Herbert Kynaston

The second son of Roger Kynaston, by his marriage to Georgiana, third daughter of Sir Charles Oakeley, 1st Baronet, governor of Madras, he was born at Warwick in 1809 and educated at Westminster School from 1823.

He obtained the college prize for Latin verse (subject, Scythae Nomades) in 1829, took a first-class in Classics in 1831, and was appointed tutor and Greek reader in 1836.

[1] He died at 31 Alfred Place West, South Kensington, on 26 October 1878, and was buried at Friern Barnet on 2 November.

[1] Kynaston was a noted composer of Latin verse: he was the author of poetical compositions in praise of Dean Colet, the founder of St.
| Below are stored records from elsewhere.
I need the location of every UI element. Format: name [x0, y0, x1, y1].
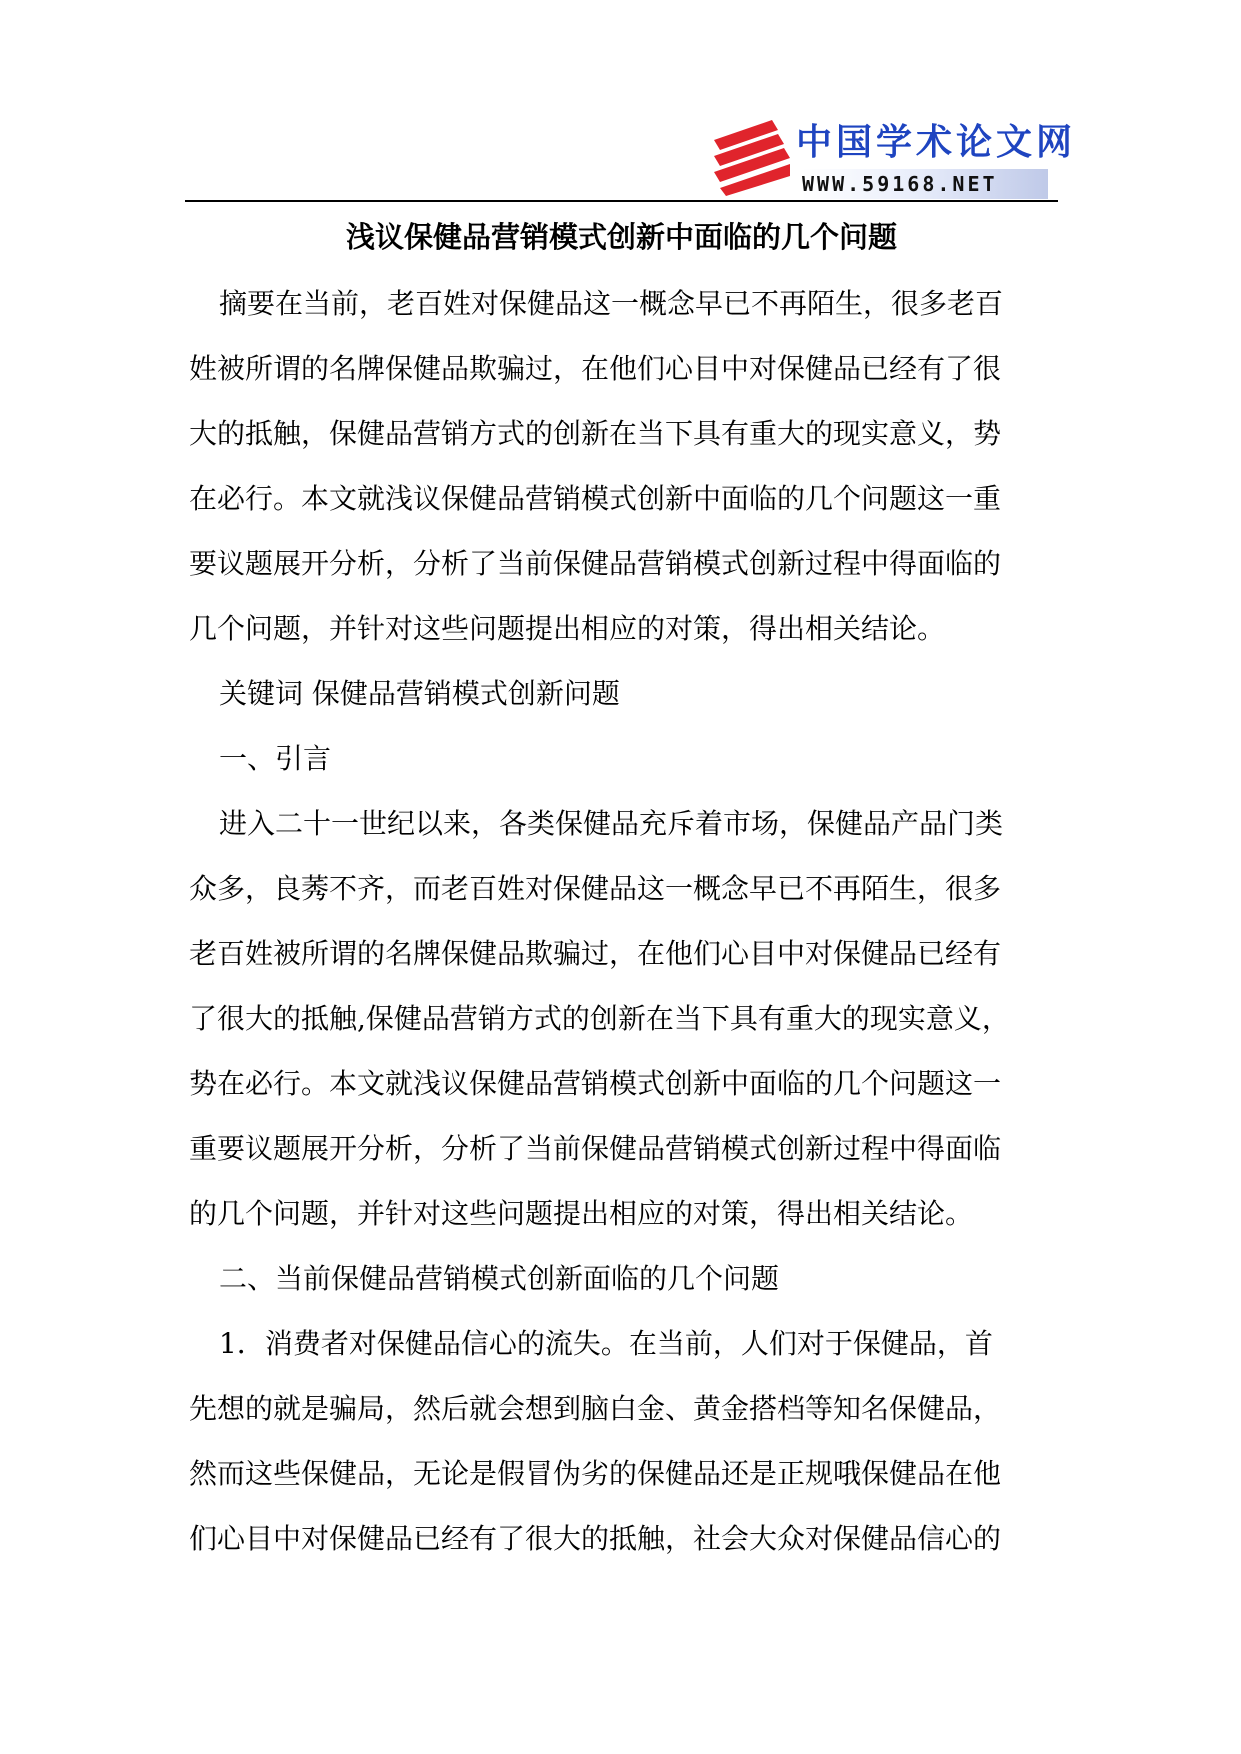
- paragraph-line: 势在必行。本文就浅议保健品营销模式创新中面临的几个问题这一: [189, 1067, 1002, 1100]
- abstract-line: 要议题展开分析，分析了当前保健品营销模式创新过程中得面临的: [189, 547, 1002, 580]
- document-body: [189, 271, 1031, 1571]
- paragraph-line: 老百姓被所谓的名牌保健品欺骗过，在他们心目中对保健品已经有: [189, 937, 1002, 970]
- section-heading-problems: 二、当前保健品营销模式创新面临的几个问题: [219, 1262, 780, 1295]
- paragraph-line: 进入二十一世纪以来，各类保健品充斥着市场，保健品产品门类: [219, 807, 1004, 840]
- logo-site-url: WWW.59168.NET: [802, 169, 1048, 199]
- logo-stripes-icon: [712, 118, 792, 198]
- abstract-line: 在必行。本文就浅议保健品营销模式创新中面临的几个问题这一重: [189, 482, 1002, 515]
- paragraph-line: 众多，良莠不齐，而老百姓对保健品这一概念早已不再陌生，很多: [189, 872, 1002, 905]
- paragraph-line: 然而这些保健品，无论是假冒伪劣的保健品还是正规哦保健品在他: [189, 1457, 1002, 1490]
- section-heading-introduction: 一、引言: [219, 742, 332, 775]
- paragraph-line: 的几个问题，并针对这些问题提出相应的对策，得出相关结论。: [189, 1197, 974, 1230]
- keywords-line: 关键词 保健品营销模式创新问题: [219, 677, 620, 710]
- paragraph-line: 们心目中对保健品已经有了很大的抵触，社会大众对保健品信心的: [189, 1522, 1002, 1555]
- abstract-line: 姓被所谓的名牌保健品欺骗过，在他们心目中对保健品已经有了很: [189, 352, 1002, 385]
- paragraph-line: 先想的就是骗局，然后就会想到脑白金、黄金搭档等知名保健品，: [189, 1392, 1002, 1425]
- abstract-line: 几个问题，并针对这些问题提出相应的对策，得出相关结论。: [189, 612, 946, 645]
- document-title: 浅议保健品营销模式创新中面临的几个问题: [345, 220, 897, 254]
- abstract-line: 大的抵触，保健品营销方式的创新在当下具有重大的现实意义，势: [189, 417, 1002, 450]
- site-logo[interactable]: [708, 112, 1077, 202]
- abstract-line: 摘要在当前，老百姓对保健品这一概念早已不再陌生，很多老百: [219, 287, 1004, 320]
- paragraph-line: 了很大的抵触,保健品营销方式的创新在当下具有重大的现实意义，: [189, 1002, 1010, 1035]
- header-divider: [185, 200, 1058, 202]
- paragraph-line: 1．消费者对保健品信心的流失。在当前，人们对于保健品，首: [219, 1327, 993, 1360]
- logo-site-name: 中国学术论文网: [796, 121, 1077, 163]
- paragraph-line: 重要议题展开分析，分析了当前保健品营销模式创新过程中得面临: [189, 1132, 1002, 1165]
Paul's School, which were produced each year at the apposition.

[1] Also a writer and translator of hymns, Kynaston did work which Julian's Dictionary of Hymnology calls "either strangely overlooked" or "unknown to most modern editors".

Besides a number of minor pieces in pamphlet form, including Coleti Torquis, 1867, Comitiorum Coletinorum Intermissio, 1871, Missiones Coletinæ, 1873, Coleti Sepulcrum, 1873, Kynaston also wrote a long series of Latin hymns in the Guardian, the last of which, entitled Ichthyōn katalogos, was recited at the "Winter Speeches" of 1876, when Kynaston retired from office.